Having recently become a father, I have been struck by the resemblance between my day job and what happens when I get home. As an editor, you are the parent; the magazine is your baby and the buck stops with you - it's a big responsibility. So while little really prepares you for parenthood, here are some areas where magazine editorship really helps.
Labour pains - birth is like a magazine in that no issue is ever completely free of pain; there is always one excruciating feature. It will pass. Stay focused on the coming joy, the moment after birth is like those glorious moments when you pick up your beautiful new magazine for the first time and lovingly fondle the pages still warm from the printers. Multiply that feeling by, say, two.
Persistent crying - your newborn baby won't stop bawling, do not worry, it's well documented that that's what they do. As with an account manager who won't stop fretting, follow your mother-in-law's advice: "Let him cry, it's the only exercise he gets."
Your baby doesn't know what it wants - we've all worked with clients who can't decide what it is they need. This is where an editor comes into their own as a parent. It's time to think outside the box and get creative. Offer every new remedy and solution with enthusiasm and elan - its going to transform their life... for five minutes.
Sleeping - editors are used to sleepless nights, as they spend the wee small hours mentally checking off all the things to worry about on their current issue.

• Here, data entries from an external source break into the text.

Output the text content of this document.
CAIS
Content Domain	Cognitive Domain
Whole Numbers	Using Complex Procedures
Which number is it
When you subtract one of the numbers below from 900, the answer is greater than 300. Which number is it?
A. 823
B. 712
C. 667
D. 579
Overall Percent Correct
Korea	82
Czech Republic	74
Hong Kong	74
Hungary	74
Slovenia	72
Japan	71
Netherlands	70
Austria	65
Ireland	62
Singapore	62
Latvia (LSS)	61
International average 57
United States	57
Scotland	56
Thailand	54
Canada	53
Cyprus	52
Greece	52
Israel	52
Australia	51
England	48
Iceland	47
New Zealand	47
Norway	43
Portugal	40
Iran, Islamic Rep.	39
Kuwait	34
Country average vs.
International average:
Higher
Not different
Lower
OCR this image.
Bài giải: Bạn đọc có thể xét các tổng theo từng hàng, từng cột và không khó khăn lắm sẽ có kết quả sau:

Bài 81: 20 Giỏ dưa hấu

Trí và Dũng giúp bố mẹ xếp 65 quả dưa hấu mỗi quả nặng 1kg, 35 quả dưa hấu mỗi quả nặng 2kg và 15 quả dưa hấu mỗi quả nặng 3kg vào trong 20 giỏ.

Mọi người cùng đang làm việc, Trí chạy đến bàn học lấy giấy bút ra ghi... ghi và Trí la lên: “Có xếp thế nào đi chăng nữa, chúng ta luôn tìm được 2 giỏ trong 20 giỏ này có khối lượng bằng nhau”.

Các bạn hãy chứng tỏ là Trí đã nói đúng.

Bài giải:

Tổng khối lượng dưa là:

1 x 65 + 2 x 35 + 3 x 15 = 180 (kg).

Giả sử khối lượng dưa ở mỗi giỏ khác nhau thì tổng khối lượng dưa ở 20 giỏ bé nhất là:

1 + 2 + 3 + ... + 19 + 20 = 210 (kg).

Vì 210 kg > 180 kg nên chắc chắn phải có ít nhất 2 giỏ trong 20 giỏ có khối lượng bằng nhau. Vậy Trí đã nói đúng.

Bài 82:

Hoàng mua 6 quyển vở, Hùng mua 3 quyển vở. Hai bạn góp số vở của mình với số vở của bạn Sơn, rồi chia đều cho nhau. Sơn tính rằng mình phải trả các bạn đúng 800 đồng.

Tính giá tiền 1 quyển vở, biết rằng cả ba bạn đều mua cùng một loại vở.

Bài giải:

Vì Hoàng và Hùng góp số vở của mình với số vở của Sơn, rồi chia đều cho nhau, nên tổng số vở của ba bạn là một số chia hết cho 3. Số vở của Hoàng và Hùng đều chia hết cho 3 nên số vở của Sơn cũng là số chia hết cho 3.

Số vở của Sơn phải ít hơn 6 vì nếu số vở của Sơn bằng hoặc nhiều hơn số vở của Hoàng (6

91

Thankfully, your baby will be making far too much noise for you to think about work at night... or during the day.
Keep vigilant - do not let them out of your sight. Treat your baby like your schedule. A good editor knows only too well that taking your eye off a deadline is like a baby slowly crawling towards an open stair gate.
Changing nappies - it's not pleasant, but as an editor you've worked with designers and it won't be the first time you've unfolded an unsightly mess presented by a highly strung, overly emotional being. Do not take it out on the baby. Like an editor, make soothing noises of encouragement and bin the atrocity without fuss. With apologies to my wife, son, clients and colleagues.